02/02/2010

BIOGRAFIA: Rómulo de Carvalho - Vida e Obra II

A História Natural em Portugal no Século XVIII

Da vasta obra publicada pelo cientista Rómulo de Carvalho, saliento, neste texto, A História Natural em Portugal no Século XVIII (1987). Abordarei, brevemente, alguns dos capítulos, deixando o mote para a leitura integral deste livro, pequeno em tamanho, mas grande em interesse. São cerca de 100 páginas, divididas por seis capítulos, que se lêem de uma assentada.

A História Natural

Assim, o livro principia com o capítulo dedicado ao interesse pela História Natural no nosso país, no século em estudo. Este interesse terá tido origem em dois factores, a saber: o facto de os portugueses estarem espalhados pelo mundo, em vários continentes, com acesso a plantas, animais e minerais, muitos deles nunca antes revelados; e pelo contacto com a euforia com que os cientistas estrangeiros se dedicavam à recolha, observação, catalogação de tudo o que encontravam. Para além do mero interesse e curiosidade pelo que é estranho e novo, havia também uma preocupação económica e científica – notar que ciência e economia caminham sempre juntas, uma vez que investindo na primeira, melhora-se a segunda. A fauna observada permitiu uma variedade de tratados zoológicos, aclamados a nível académico e, simultaneamente, causando espanto junto da sociedade; a nível geológico e mineralógico ansiava-se perante a possibilidade da descoberta de metais e pedras preciosas; e, atendendo à flora, esperava-se encontrar plantas com valor comercial, como a canela e a pimenta, assim como com valor medicinal, e de onde surgiram publicações de enorme impacto científico, recordadas ainda hoje, como Colóquios dos Simples e Drogas da Índia de Garcia de Orta.

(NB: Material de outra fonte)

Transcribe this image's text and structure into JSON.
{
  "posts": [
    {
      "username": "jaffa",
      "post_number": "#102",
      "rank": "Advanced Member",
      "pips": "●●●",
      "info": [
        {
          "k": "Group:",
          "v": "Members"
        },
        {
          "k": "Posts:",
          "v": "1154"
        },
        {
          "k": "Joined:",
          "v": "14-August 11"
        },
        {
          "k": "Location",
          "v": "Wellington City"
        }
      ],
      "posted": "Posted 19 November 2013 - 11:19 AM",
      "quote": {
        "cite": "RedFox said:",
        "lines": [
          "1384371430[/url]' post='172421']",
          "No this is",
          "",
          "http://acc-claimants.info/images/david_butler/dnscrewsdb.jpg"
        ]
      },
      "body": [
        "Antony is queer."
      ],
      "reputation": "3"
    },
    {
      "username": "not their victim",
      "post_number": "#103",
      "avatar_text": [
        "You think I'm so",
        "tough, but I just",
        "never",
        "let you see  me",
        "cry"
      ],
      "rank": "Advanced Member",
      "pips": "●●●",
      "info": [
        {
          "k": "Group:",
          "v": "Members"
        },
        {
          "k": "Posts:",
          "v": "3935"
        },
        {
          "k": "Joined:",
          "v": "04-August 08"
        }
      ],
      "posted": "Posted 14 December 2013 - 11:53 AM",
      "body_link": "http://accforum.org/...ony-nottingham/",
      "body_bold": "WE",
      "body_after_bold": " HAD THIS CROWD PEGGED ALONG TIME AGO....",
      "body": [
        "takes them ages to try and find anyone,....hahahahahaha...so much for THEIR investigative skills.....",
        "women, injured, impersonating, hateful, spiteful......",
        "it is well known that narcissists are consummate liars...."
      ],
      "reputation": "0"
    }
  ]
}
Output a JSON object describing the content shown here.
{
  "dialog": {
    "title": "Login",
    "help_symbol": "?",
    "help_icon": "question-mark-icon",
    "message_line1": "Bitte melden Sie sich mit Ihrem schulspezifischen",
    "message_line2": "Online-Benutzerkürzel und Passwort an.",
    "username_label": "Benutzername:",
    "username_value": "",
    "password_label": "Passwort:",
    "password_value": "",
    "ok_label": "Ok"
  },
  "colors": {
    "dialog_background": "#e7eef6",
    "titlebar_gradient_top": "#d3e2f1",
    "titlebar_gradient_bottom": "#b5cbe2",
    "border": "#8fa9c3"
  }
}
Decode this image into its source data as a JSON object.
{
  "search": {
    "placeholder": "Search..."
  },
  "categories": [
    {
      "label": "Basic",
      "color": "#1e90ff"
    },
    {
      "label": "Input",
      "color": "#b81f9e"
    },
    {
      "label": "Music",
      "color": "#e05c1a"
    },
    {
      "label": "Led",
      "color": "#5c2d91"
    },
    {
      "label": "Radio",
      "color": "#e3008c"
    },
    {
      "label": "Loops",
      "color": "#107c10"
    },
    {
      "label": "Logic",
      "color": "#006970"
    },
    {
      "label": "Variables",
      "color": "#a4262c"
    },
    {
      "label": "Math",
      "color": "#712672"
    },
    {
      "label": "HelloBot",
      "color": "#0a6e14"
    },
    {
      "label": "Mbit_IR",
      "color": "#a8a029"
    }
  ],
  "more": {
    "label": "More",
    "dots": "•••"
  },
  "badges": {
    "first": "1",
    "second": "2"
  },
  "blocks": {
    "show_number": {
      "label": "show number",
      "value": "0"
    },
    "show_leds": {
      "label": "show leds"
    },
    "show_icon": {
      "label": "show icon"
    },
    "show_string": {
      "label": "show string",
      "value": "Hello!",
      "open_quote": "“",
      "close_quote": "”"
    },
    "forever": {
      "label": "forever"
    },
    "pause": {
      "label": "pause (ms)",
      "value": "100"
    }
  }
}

É a flora do nosso país que parece cativar mais interessados, não só portugueses, como também inúmeros estrangeiros. Reinava D. João IV, quando chegou a Portugal o médico alemão Gabriel Grisley, cujo interesse pela nossa flora originou a publicação de Viridarium Lusitanicum (1661), ou seja, O Jardim da Lusitânia [1]. Pela mesma razão, vieram também a Portugal, anos mais tarde, os botânicos franceses Joseph Pitton de Tournefort (1656-1708) e Antoine de Jussieu (1686-1758).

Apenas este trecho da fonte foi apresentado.